Her beauty becomes a problem. When she is let out of her cell into the yard in the crazy place, she stands out in her glory. El Pastor says, “She was like the last Coca Cola in the desert and so proud and the other ladies were jealous.”
She would spend all day doing her makeup, doing it over and over and over. She was very clean. Each morning, she made the bed in her tiny cell and washed all the walls, scrubbing endlessly.
Ramon is a twenty-five-year-old drunk who has wandered into the crazy place and earns his keep serving meals. He is a homely man—El Pastor thinks he may be the ugliest man in the world. He takes plates of beans to Miss Sinaloa in her cell. She falls in love with him and he falls in love with her. Ramon has never had a girlfriend before—he is dazzled by even this ghost of the Miss Sinaloa who arrived in Juárez to party at the Casablanca.

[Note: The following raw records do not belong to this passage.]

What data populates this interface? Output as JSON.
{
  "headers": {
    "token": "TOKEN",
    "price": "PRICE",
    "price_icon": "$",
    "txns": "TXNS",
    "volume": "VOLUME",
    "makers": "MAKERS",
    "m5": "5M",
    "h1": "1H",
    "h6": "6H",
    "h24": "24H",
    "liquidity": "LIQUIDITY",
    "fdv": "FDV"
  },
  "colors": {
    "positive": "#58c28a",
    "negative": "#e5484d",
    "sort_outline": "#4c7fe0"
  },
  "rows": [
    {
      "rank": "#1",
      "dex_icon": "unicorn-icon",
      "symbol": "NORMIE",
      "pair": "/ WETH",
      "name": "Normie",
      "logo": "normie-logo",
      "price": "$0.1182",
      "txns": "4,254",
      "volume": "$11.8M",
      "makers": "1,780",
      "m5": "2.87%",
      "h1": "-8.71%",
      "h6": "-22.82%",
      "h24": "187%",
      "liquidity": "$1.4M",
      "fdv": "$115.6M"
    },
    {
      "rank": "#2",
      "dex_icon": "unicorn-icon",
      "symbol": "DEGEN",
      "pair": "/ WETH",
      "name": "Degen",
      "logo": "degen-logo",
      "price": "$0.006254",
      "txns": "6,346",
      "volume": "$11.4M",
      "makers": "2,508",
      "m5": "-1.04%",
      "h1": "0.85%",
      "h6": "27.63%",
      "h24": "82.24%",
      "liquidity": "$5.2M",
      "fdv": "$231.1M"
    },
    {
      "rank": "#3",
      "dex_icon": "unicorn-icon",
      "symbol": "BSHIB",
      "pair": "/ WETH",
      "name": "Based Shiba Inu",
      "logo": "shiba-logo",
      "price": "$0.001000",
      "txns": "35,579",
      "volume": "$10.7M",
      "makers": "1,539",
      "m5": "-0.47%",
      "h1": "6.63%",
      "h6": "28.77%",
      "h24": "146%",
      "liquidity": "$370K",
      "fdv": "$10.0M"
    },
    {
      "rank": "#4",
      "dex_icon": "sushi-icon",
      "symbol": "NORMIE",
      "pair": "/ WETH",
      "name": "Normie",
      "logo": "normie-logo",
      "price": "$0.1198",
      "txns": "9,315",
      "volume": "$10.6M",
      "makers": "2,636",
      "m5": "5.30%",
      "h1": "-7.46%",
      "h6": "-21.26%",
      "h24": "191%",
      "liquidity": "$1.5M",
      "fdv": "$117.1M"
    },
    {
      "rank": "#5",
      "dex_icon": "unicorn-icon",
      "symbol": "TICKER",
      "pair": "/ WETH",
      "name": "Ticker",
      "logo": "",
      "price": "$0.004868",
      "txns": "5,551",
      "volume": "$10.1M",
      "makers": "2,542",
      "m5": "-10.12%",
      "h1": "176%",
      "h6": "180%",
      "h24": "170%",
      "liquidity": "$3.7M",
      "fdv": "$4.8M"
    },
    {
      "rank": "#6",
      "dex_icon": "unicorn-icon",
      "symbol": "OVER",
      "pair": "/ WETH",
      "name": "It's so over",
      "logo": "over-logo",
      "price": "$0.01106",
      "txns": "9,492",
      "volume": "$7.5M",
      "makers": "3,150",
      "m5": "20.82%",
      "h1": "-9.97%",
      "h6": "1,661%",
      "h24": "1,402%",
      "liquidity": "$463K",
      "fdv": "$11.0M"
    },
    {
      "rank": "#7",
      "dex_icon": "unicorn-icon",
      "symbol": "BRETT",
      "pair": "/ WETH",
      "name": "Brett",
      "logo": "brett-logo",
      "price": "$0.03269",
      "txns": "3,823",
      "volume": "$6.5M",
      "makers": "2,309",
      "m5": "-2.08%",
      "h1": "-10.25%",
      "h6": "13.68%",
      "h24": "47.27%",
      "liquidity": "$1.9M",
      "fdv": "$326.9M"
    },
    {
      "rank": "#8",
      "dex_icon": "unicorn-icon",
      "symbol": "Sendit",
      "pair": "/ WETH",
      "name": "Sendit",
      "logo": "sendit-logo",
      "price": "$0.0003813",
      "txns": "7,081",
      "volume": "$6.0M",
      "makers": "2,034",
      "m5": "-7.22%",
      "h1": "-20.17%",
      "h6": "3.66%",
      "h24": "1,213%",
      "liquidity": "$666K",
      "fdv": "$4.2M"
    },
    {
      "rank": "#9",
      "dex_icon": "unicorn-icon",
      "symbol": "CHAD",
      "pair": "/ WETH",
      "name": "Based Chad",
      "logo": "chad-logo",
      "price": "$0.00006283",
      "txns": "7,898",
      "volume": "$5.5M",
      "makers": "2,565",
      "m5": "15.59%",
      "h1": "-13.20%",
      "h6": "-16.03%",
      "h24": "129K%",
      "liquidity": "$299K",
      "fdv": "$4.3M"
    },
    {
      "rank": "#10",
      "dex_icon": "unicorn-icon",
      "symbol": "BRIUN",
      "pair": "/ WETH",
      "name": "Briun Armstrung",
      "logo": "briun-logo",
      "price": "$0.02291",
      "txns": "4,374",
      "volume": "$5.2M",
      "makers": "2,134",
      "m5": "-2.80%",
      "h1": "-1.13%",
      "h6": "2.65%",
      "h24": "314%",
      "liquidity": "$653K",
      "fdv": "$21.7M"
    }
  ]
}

She says, “How wonderful that this happened to me. Because of it I was able to find you, the most beautiful creature ever created by God.”
El Pastor overhears Miss Sinaloa whispering her love to Ramon and is alarmed. Then he notices love marks on Ramon’s neck and dismisses him.
Miss Sinaloa regresses and soon returns to her deep madness. She denounces El Pastor for ruining the great love of her life.
El Pastor stares with me into the cell—maybe nine feet by five feet.
Originally, he came out here and lived in a hut with his wife. He had two donkeys for gathering wood. He started stacking up blocks and bricks.